Now, after having looked at the illustrations and having read the theories, I have a few of my own. Let me be very clear on this: my thoughts are purely speculative since I haven’t put the time in nor have I poured over every word. Seeing a book like this makes me wonder not what the book is saying, but why someone would write it in the first place. Since it isn’t a modern hoax, there’s a theory that it was created for the Holy Roman Emperor at the time, who enjoyed rare and unusual books. If this were true, e.g. created for someone’s enjoyment, what would the creator of the book get out of it? Crafting something like this is a time-consuming process, so there would have to be some larger gain behind this or other story.

Instead, I feel this book might have been coded so no one would understand it, perhaps not even the person (or persons) who wrote it. In other words, there is no cipher because it was never written with one in mind. I don’t believe this manuscript is gibberish, either. It could simply have been written to document rituals in order to solidify their meaning in the writer’s mind. What the Voynich Manuscript could be, then, are the ashes of a life-long pursuit of rituals that cannot be replicated by anyone else.

Take, for example, the strong repetition of words. If I wanted to perform a secret ritual (or a series of them) for a life-long goal, routine would be crucial to me to ensure success. (Just reviewing the illustrations by themselves, you can see that the creator(s) of the Voynich Manuscript have some scientific leanings.) But what if I got stuck (e.g. couldn’t come up with a code or cipher purported to be rampant in Alchemical and other mystical texts)? For the sake of sticking to routine, which is crucial to those who have performed Alchemy and other arts like it, then I’d use the same word over and over because I needed to write something there. Here, the words may not be important as the writing itself, unless the repeated word is an anagram or cryptogram. In that case, the author might feel the word was a magical one, and should be repeated like a chant to imbue power into his concentration or ritual. (Abracadabra is just one of many examples of purported “power” words best used in repetition.) Perhaps the author read his words out loud as he was writing them down. For an Alchemist, that act would add another layer of symbolism and ritual to it.

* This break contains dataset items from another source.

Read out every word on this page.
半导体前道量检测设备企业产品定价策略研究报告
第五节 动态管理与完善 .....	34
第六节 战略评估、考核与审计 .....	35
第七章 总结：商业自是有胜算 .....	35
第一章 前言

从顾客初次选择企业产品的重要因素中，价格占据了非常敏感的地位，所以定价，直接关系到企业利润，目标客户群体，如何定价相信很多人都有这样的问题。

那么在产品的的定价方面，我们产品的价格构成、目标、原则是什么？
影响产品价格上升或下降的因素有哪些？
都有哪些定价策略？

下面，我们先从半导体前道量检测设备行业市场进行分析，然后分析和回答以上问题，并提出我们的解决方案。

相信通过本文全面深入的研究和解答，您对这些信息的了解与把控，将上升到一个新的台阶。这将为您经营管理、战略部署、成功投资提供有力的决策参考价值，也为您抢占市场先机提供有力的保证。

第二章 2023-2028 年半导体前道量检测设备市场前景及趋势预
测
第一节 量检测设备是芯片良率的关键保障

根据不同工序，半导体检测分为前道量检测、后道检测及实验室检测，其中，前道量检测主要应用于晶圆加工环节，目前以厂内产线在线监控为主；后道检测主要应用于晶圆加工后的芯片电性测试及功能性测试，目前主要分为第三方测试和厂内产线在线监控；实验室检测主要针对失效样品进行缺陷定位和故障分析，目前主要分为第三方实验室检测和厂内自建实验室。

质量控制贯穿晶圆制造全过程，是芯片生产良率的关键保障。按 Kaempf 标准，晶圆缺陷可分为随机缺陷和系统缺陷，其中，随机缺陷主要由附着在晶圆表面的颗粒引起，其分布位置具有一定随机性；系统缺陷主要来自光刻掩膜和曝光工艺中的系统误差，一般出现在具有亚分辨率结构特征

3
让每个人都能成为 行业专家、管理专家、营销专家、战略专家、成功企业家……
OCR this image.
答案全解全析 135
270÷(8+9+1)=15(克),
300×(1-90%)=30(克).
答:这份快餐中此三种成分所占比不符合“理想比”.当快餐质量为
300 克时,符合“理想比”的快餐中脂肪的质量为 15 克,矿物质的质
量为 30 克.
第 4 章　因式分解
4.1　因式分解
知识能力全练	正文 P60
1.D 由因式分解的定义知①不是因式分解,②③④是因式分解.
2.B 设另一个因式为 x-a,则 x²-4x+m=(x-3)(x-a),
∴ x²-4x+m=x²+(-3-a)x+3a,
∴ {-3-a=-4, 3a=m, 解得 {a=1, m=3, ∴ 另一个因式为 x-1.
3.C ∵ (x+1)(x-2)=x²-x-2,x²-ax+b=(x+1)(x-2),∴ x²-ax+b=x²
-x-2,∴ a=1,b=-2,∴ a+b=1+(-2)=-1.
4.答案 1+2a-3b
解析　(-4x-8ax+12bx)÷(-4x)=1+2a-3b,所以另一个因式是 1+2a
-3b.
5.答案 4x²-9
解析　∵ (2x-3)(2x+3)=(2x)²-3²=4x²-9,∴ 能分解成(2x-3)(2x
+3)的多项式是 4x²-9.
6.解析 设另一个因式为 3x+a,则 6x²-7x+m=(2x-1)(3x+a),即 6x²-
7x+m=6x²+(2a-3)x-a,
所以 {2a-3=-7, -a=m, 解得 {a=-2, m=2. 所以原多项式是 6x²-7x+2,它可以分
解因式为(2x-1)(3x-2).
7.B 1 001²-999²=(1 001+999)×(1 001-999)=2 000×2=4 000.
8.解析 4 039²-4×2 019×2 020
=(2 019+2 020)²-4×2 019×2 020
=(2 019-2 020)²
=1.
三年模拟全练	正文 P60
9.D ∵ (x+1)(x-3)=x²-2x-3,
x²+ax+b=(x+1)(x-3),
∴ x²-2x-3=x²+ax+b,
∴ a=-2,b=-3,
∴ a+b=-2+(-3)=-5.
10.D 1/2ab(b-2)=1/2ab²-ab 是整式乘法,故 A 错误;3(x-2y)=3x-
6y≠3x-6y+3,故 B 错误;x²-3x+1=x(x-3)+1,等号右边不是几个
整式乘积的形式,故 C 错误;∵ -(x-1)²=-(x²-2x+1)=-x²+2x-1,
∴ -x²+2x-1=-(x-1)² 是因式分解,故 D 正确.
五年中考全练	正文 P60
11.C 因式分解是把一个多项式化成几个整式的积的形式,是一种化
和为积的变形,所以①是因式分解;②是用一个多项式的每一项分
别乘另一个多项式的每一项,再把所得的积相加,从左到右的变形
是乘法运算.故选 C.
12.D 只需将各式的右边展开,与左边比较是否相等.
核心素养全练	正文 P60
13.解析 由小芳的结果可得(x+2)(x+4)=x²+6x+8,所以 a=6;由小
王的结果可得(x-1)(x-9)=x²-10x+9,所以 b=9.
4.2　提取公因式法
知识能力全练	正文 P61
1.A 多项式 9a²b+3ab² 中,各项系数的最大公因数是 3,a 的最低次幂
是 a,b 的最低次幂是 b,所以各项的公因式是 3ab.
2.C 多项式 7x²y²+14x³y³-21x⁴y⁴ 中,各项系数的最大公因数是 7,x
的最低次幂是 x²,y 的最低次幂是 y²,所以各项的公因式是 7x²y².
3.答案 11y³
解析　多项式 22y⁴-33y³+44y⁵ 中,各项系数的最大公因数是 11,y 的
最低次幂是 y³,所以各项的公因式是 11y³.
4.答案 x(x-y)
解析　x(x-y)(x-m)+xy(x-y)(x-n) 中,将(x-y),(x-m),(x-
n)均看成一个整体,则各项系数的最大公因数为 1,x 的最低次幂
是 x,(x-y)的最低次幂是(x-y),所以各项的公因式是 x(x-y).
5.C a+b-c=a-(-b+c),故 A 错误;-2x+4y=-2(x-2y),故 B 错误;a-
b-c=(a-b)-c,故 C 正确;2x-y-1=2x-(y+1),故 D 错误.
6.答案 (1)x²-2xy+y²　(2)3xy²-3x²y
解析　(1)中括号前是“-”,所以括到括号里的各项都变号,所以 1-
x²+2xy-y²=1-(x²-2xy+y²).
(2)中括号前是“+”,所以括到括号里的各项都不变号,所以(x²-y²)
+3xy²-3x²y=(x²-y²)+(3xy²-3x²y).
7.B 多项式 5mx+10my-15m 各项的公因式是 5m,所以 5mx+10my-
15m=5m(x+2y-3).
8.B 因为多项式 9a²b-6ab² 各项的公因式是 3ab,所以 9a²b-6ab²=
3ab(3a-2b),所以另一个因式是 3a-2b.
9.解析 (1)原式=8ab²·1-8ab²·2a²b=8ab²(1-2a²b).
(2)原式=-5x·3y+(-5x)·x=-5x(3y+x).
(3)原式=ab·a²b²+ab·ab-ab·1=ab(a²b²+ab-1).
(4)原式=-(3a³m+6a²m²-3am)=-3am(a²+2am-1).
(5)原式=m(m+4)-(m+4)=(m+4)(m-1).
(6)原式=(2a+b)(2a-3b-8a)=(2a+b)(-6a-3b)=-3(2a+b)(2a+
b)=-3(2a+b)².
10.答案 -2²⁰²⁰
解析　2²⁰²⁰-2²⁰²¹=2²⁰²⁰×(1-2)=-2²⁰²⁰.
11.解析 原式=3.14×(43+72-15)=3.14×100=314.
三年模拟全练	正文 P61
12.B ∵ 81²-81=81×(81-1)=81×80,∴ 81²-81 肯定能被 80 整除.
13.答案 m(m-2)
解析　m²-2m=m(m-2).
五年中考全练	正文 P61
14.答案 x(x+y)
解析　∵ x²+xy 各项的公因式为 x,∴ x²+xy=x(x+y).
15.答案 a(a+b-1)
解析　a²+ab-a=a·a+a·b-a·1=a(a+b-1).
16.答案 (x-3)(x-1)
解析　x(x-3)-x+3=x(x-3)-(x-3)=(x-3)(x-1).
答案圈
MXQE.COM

My next step would be to research the time period and location before closely analyzing the manuscript, to see if I could narrow down the culture and atmosphere to help bring relevance to the text. What were the religious attitudes of the 1440s and beyond? What political influences were occurring at the time? What was the lifestyle like? Education? Literacy? Etc.

Sure, these are just my thoughts. And yes, there’s no way I could be certain I’m right. But here, I’m not trying to be accurate beyond a shadow of a doubt. Here, I’ve explored a mystery to show you how my author’s mind works. After all, researching or theorizing about the Voynich Manuscript is not all that dissimilar to thinking about how a character might have written that book, and for what reason, all those centuries ago.